Effectivement, chaque année, la Fédération française des Geiq s’efforce de produire des statistiques précises et concrètes quant aux résultats sur l’année écoulée. Sur la totalité d’un parcours, nous sommes en mesure de savoir quel type de contrat a été réalisé, pour combien de temps, quelle était la qualification visée, si le salarié l’a obtenue, et s’il a été embauché par l’entreprise, et sur quel contrat. Cependant, la vocation première est de s’assurer du bon déroulement du parcours, de l’entrée du salarié, jusqu’à sa sortie. Il n’a donc pas vocation à suivre le salarié au-delà de son parcours.
Malgré leurs bons résultats en matière d’insertion, le dispositif que vous représentez ne semble pas avoir, dans le public comme auprès des pouvoirs publics, la reconnaissance qui devrait être la leur. Comment expliquez-vous ce « déficit » et comment pensez-vous y remédier ?

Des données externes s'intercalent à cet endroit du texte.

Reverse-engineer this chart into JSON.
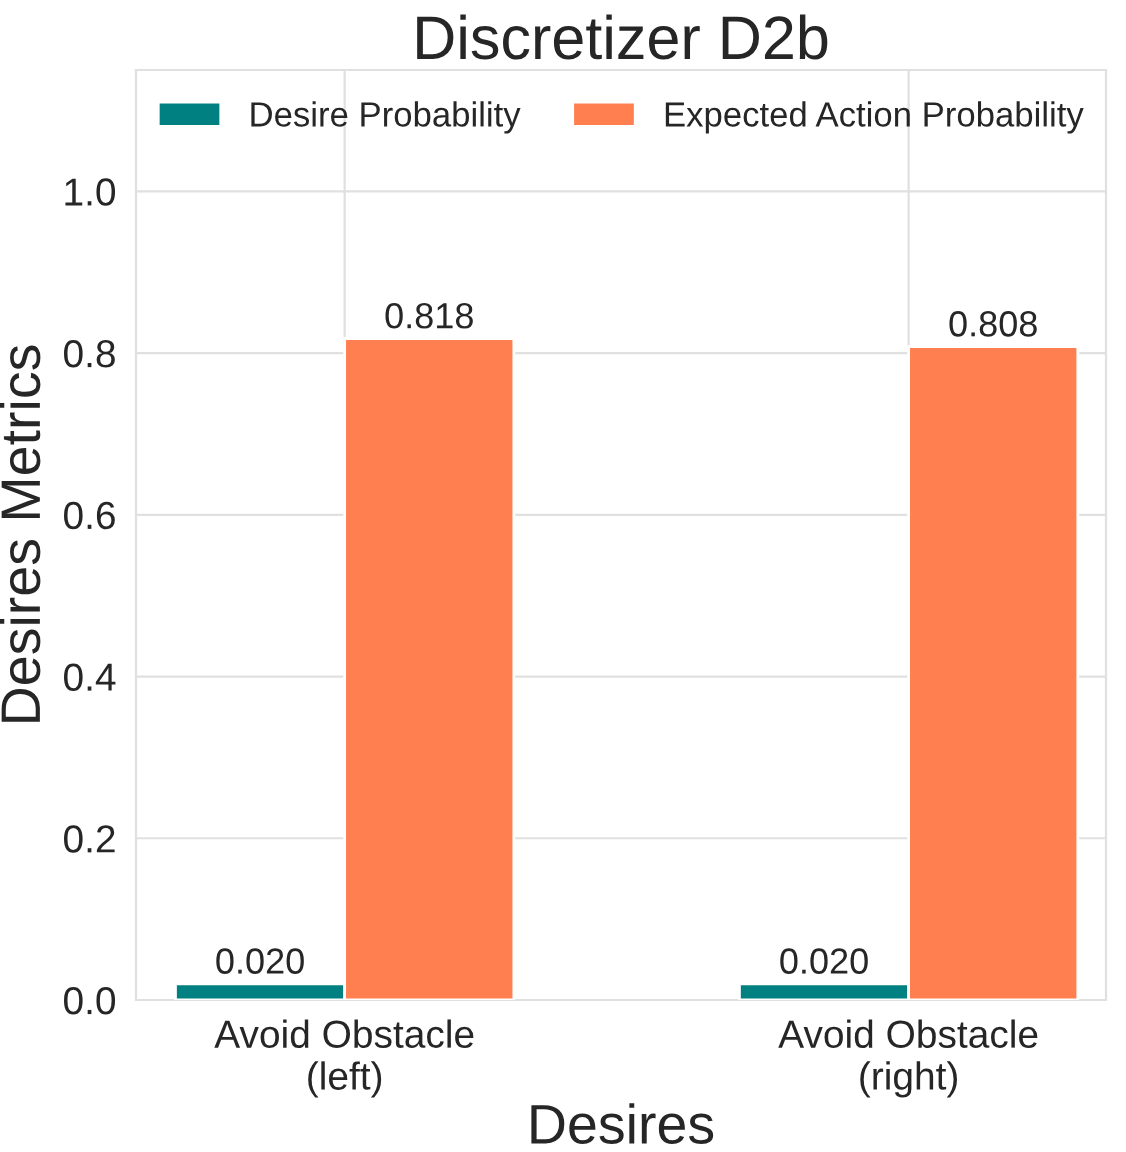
{
  "chart_data": {
    "type": "bar",
    "title": "Discretizer D2b",
    "xlabel": "Desires",
    "ylabel": "Desires Metrics",
    "categories": [
      "Avoid Obstacle\n(left)",
      "Avoid Obstacle\n(right)"
    ],
    "series": [
      {
        "name": "Desire Probability",
        "color": "#008080",
        "values": [
          0.02,
          0.02
        ],
        "value_labels": [
          "0.020",
          "0.020"
        ]
      },
      {
        "name": "Expected Action Probability",
        "color": "#ff7f50",
        "values": [
          0.818,
          0.808
        ],
        "value_labels": [
          "0.818",
          "0.808"
        ]
      }
    ],
    "ylim": [
      0,
      1.15
    ],
    "yticks": [
      {
        "value": 0,
        "label": "0.0"
      },
      {
        "value": 0.2,
        "label": "0.2"
      },
      {
        "value": 0.4,
        "label": "0.4"
      },
      {
        "value": 0.6,
        "label": "0.6"
      },
      {
        "value": 0.8,
        "label": "0.8"
      },
      {
        "value": 1.0,
        "label": "1.0"
      }
    ],
    "grid": true,
    "legend": "top"
  }
}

Il est vrai que malgré leur plus-value, les Geiq n’ont pas toujours été mis en lumière comme ils le méritaient. Cependant, 2014 et 2015 marquent une véritable distinction dans la reconnaissance par les pouvoirs publics. Au-delà d’une reconnaissance dans la loi sur la formation professionnelle, l’Igas a réalisé un rapport encourageant leur développement. Ils font également partie du plan de lutte contre le chômage de longue durée annoncé par François Rebsamen en février dernier. De même, l’arrivée du contrat starter a permis de les valoriser, puisque ce contrat leur est réservé, tout comme les entreprises du secteur marchand. La FFGEIQ reste dans l’attente de la parution d’un décret relatif à la procédure de la reconnaissance de la qualité de Geiq au sujet duquel le Cnefop a donné un avis favorable le 9 juin dernier. L’appellation sera désormais attribuée par la FFGEIQ, pour une durée d’un an, sur avis conforme d’une commission mixte nationale composée de représentants de la Fédération, de représentants du ministre chargé de l’emploi et d’une personne qualifiée, tous désignés pour une durée de 4 ans. Nous devons aussi nous connaître davantage, notamment des branches et des décideurs. C’est l’un de nos objectifs pour les années à venir. Des tribunes et une meilleure visibilité dans les médias font également partie de notre stratégie.